China has given assurances on currency convertibility and easier access to its financial markets, while also warning the US not to carry through on threats to erect trade barriers.
The messages were delivered by People’s Bank of China Deputy Governor Yi Gang and Chinese ambassador to the US Cui Tiankai at a conference in New York. They show a China eager to steer a steady course with the US after the summit between presidents Donald Trump and Xi Jinping in Florida this month.
Yi told a conference at Bloomberg’s New York headquarters that China would prioritise improving the convertibility of the yuan after it succeeded in cutting capital outflows and reducing overleveraging in its domestic corporate sector.
“We have to work on removing existing barriers to the internationalisation of the renminbi so that we can make it a freely usable currency,” Yi said, adding that exchange rate reform would be “market-driven” and based on the needs of Chinese companies and households.
Responding to feedback from foreign financial institutions, the PBOC intended to allow “better service for offshore renminbi transactions” including easier payment infrastructure and issuance of more licenses for foreign institutions to underwrite and settle yuan-denominated bonds, Yi said.

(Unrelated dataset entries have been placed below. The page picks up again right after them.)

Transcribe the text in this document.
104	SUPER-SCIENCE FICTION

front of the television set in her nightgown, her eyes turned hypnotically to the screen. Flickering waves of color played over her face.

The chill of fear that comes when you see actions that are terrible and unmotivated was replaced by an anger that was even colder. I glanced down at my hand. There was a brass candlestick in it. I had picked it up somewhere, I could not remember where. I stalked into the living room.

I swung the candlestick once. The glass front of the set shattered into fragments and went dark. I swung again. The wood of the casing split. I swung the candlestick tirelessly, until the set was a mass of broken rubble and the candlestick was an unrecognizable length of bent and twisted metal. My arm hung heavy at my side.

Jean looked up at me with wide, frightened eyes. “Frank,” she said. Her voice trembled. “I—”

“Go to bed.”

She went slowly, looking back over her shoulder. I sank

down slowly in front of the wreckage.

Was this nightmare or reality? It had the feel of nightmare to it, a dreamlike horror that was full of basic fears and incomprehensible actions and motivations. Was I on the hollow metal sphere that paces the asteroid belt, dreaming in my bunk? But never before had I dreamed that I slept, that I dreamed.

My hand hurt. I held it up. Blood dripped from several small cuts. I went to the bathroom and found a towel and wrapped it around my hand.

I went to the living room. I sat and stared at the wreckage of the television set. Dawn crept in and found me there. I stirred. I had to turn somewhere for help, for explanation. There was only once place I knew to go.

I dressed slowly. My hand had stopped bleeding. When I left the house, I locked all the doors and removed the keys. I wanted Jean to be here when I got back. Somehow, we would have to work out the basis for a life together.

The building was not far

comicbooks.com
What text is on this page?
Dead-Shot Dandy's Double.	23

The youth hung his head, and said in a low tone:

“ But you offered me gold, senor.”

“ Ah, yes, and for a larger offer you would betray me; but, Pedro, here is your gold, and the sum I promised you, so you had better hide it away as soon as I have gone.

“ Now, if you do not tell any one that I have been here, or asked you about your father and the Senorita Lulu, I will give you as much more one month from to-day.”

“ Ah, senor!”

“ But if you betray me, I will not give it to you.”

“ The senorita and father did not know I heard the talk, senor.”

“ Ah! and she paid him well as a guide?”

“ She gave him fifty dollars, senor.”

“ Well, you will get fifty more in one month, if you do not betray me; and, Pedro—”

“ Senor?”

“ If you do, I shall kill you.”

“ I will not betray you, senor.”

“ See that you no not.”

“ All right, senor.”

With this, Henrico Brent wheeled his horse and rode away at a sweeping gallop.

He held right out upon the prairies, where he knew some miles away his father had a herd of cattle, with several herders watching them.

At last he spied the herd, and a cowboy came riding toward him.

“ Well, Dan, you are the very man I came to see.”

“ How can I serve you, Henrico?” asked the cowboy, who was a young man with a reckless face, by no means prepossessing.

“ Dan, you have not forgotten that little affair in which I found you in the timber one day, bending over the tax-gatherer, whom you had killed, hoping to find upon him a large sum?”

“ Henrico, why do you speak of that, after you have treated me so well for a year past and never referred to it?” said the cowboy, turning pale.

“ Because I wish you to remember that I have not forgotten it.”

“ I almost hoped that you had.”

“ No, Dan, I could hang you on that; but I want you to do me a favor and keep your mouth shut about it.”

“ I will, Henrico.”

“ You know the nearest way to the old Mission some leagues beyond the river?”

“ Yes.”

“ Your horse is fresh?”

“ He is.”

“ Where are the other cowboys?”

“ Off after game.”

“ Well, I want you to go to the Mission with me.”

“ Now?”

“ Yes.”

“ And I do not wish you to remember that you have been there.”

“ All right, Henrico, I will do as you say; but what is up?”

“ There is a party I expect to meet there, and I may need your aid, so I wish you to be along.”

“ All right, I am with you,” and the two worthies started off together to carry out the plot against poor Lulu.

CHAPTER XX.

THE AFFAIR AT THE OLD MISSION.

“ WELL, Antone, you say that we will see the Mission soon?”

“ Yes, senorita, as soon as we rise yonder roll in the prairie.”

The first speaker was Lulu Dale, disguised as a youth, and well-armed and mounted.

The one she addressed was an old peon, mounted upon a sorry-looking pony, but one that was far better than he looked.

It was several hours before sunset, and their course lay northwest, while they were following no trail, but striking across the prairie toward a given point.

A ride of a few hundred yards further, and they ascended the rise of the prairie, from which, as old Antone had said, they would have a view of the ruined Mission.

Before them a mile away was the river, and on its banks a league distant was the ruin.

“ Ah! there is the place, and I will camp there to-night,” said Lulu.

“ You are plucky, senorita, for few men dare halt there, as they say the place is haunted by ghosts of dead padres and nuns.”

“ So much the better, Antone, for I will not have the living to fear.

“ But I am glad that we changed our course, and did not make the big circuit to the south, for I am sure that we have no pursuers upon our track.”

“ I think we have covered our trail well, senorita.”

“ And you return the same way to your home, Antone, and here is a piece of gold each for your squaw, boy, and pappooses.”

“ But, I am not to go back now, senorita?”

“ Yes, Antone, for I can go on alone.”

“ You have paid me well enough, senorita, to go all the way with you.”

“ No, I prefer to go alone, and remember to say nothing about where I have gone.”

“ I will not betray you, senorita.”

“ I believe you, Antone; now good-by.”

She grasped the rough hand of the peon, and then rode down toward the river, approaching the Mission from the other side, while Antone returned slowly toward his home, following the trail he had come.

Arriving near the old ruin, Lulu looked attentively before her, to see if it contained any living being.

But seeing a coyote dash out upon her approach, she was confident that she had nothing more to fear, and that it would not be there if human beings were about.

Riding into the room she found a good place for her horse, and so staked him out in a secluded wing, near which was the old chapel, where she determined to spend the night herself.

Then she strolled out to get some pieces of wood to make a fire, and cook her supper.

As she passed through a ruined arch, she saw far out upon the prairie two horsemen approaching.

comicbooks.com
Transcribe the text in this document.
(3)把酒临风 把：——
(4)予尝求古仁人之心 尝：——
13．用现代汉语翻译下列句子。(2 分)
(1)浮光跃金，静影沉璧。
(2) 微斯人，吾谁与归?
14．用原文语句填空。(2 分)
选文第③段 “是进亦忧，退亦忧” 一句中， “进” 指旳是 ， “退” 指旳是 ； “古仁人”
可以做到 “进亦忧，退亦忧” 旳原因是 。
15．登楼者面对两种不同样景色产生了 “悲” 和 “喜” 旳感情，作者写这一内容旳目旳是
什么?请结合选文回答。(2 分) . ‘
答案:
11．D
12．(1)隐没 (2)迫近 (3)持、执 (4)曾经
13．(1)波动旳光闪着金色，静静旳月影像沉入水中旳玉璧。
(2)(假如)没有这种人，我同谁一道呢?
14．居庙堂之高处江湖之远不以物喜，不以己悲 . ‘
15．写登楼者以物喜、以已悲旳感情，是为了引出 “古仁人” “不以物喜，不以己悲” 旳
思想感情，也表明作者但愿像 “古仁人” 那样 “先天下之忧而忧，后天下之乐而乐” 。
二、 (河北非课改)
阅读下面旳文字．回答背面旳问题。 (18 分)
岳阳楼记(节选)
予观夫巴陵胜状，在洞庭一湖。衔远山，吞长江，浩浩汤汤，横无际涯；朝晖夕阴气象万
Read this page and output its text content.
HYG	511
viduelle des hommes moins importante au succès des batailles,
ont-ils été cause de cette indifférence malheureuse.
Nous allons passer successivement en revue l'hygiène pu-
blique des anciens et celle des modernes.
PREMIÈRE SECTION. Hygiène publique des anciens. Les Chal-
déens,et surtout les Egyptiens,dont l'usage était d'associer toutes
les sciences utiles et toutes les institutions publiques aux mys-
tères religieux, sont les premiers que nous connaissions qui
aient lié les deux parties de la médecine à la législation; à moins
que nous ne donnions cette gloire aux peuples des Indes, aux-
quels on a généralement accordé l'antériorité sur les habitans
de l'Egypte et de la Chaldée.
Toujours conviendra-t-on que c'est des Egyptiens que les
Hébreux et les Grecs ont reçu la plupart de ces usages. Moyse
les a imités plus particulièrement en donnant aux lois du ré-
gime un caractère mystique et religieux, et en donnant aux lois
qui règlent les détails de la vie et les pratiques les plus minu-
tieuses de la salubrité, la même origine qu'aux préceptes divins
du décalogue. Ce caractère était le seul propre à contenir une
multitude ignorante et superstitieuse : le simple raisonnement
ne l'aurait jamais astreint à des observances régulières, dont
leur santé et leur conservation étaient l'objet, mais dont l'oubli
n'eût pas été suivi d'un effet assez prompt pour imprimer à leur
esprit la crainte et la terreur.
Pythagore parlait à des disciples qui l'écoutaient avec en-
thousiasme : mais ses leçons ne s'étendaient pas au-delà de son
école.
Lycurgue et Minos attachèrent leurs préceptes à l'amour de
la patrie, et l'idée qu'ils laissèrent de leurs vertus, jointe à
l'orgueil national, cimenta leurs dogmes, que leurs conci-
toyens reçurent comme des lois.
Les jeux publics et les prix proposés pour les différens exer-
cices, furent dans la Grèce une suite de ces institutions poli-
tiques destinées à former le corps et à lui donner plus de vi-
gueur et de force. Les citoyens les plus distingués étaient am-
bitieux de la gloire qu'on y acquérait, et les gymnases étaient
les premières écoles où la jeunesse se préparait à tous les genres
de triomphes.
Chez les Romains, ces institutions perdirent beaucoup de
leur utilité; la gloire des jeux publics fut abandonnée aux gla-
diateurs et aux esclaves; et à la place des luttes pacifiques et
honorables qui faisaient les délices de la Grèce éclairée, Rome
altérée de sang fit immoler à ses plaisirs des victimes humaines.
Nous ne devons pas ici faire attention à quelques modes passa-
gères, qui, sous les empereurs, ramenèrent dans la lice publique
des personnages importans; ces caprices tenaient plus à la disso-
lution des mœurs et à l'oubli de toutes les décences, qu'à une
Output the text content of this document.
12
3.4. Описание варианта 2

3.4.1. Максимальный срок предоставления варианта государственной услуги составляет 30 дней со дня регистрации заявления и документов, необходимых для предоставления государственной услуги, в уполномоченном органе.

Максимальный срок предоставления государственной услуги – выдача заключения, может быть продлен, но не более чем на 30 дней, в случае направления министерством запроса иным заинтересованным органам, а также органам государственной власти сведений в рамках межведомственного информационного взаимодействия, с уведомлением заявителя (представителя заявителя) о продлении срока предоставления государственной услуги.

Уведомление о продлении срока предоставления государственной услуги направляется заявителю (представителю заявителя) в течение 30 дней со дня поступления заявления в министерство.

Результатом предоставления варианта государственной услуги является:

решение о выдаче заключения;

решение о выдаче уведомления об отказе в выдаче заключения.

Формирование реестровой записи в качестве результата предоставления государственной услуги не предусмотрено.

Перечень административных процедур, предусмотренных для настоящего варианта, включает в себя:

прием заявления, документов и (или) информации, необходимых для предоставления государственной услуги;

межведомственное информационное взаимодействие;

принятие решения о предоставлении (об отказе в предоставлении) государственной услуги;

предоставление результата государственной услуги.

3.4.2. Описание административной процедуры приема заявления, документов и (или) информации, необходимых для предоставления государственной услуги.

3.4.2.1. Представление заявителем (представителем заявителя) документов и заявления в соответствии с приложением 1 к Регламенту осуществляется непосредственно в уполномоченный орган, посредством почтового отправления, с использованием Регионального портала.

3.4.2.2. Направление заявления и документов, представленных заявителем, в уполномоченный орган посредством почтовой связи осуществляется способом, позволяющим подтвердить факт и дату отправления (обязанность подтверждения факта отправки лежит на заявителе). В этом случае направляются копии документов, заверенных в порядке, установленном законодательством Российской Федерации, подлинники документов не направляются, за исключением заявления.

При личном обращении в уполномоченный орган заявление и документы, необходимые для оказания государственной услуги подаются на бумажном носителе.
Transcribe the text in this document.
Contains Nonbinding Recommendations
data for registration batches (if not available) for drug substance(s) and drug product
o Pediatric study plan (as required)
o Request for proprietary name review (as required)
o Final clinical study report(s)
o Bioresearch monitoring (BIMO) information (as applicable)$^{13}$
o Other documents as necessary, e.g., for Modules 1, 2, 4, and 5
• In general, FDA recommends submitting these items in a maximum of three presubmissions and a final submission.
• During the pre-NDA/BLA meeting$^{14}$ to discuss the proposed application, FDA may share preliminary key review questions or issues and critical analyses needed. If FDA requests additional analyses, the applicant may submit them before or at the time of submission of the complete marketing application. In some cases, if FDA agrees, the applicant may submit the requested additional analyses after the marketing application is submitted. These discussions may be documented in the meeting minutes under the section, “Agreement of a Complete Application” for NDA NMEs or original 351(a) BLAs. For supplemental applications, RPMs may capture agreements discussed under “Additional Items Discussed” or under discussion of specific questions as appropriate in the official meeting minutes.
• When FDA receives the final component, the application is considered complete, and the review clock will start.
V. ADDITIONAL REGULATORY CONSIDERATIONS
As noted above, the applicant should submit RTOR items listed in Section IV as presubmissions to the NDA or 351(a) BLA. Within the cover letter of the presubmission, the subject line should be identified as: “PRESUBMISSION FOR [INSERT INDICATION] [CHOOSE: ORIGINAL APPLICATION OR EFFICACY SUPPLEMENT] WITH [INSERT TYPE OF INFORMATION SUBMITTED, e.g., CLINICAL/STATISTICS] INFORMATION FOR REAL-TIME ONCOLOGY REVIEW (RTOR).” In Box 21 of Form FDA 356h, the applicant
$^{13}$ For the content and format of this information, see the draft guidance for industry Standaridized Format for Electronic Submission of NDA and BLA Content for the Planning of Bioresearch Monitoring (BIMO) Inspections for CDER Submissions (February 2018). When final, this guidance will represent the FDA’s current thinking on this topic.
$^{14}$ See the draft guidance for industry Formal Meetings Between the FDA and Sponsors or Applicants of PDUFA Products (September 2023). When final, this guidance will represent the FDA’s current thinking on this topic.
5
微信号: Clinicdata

China will also cut red tape and provide more regulatory and tax treatment transparency for foreigners wanting to participate in domestic fixed-income and equity markets.
“After three or four months of control of the money flows, the Chinese government is confident enough to push the policy towards reforms”, Colin Wu, vice- chairman of the US China Business Association, said. “It’s just not clear yet whether this is going to be a small window or whether the government is going to make this more long term.”
Assurances about future reforms didn’t come without a catch.
Ambassador Cui, who spoke at the same conference, warned against the imposition of trade barriers, particularly as Beijing and Washington recently committed to 100 days of talks aimed at finding a way to balance trade flows. The US trade deficit for 2016 with China was US$347 billion, according to US data.
Last week, Trump announced measures to better enforce “Buy America” legislation, by reducing waivers and closing loopholes that contractors use to source foreign products for US government projects.
US Commerce Secretary Wilbur Ross cited Chinese steel imports specifically as potentially undercutting the ability of domestic producers to meet increasing demand from US military equipment manufacturers.
“There’s much talk about trade imbalances and calls for fair trade. Trade’s benefit for both countries is a matter of fact; fairness is sometimes a matter of perception,” Cui said.
“Whether this balance will be achieved by increasing trade flows or by raising trade barriers is a matter of choice,” Cui said, adding that the US could help resolve the imbalance by dropping restrictions on exports of some energy and high-tech products to China.
As is the case with currency convertibility and foreign participation in onshore financial markets, China’s appeal to the US government for easier access to high-tech goods has been a running theme for decades.
Not all observers expect much in the way of currency reform or capital market access from China.
“The PBOC has talked a good game on liberalisation,” Scott Kennedy, deputy director of China studies at the Centre for Strategic and International Studies, said. “Their actions have not met rhetoric, as just about every step on currency, securities, and macroeconomic policy has been partial and left the government levers to continue to intervene whenever they deem necessary, which has been often.”